Steve had 7 days all on his own, his idea of the perfect holiday being to escape from a people-intensive job and a large family and live in front of the computer/television for a week (don't worry, my time for solitude will come).
He joined us in Apollo Beach for the last few days, promptly got badly sunburnt ("I couldn't reach my back!
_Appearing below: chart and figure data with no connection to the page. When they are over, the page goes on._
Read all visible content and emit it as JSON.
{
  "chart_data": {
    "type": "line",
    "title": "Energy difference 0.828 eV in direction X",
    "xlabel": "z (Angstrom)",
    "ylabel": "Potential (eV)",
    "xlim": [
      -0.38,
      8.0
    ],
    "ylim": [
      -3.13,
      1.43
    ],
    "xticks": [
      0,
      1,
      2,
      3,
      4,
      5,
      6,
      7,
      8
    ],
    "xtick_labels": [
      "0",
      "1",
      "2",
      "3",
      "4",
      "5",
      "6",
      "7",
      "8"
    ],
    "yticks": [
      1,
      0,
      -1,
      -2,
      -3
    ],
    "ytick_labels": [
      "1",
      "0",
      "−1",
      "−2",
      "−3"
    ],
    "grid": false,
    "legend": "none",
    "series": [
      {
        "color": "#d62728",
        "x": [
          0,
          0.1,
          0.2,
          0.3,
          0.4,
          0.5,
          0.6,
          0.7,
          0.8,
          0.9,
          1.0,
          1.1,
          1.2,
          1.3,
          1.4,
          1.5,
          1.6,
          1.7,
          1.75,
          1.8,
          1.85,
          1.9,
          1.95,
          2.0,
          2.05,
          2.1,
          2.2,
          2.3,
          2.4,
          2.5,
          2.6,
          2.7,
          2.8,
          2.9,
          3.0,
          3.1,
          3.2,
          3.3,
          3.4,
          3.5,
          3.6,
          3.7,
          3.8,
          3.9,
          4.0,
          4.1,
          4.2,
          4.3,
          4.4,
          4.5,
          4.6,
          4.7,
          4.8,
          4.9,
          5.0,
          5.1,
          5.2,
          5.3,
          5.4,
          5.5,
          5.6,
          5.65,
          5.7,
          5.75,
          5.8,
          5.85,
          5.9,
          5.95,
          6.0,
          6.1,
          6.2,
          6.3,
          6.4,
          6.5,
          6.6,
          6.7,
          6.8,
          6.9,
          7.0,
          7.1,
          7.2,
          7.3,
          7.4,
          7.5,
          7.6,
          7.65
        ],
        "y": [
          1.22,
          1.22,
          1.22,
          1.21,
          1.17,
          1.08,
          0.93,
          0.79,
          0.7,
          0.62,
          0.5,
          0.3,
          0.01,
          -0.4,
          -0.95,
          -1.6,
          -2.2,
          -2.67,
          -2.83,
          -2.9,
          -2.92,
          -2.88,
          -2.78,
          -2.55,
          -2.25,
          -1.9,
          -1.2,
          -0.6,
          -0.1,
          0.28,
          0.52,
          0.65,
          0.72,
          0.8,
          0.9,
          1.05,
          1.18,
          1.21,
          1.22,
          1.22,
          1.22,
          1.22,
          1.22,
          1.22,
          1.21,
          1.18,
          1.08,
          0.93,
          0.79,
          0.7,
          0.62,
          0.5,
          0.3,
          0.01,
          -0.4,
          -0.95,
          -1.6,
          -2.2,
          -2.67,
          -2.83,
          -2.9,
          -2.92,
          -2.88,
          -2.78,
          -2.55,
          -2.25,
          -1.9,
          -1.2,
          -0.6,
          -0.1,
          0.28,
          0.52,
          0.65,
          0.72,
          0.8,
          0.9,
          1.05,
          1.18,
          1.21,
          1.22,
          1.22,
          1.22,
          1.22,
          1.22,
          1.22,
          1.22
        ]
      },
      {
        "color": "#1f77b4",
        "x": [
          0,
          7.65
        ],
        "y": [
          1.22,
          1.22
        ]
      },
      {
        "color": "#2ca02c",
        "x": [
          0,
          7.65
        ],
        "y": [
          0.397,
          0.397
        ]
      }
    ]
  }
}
I thought you'd brought the sunburn cream to the beach!") and had to sit around stiffly watching the cricket during our final day (no doubt a great hardship).
My head is echoing with those moments, good and bad, so crucial to a beach holiday:
- The endless putting on of bathers, plastering on of sunburn cream, and packing of towels, hats, buckets, spades, and boogie boards as the kids and I prepare for yet another morning at the beach.
The uncomfortably damp, sandy return home in the hot car, followed by the ritual washing of sandy feet under the garden tap, rinsing off small sandy backs and bottoms under the shower, and hanging countless damp towels and bathers on the line.
Our rainbow-striped kite snapping its sides and flicking its tail high against the dazzling sky, confidently riding a steady ocean wind far above the pummelling gusts below, the thin nylon string tugging at my fingers and rough grass prickling my feet as I gaze meditatively upwards.
Catching my breath at the beauty of the ocean in the evening light, foaming waves touched to phosphorescence tumbling towards the shore and crashing against the rocks, sending dotted plumes of white spray improbably high into the air.
Enjoying the exhilarating rush that even a child's boogie board on a small wave can provide, and the long ride through turquoise water churning to brown as I reach the shallows.
But isn't the world wonderful? And hasn't God made it gloriously? What I am left with (besides more freckles and an advanced state of relaxation) is an overwhelming sense of gratitude for the God whose final act of creation was that wonderful gift: rest.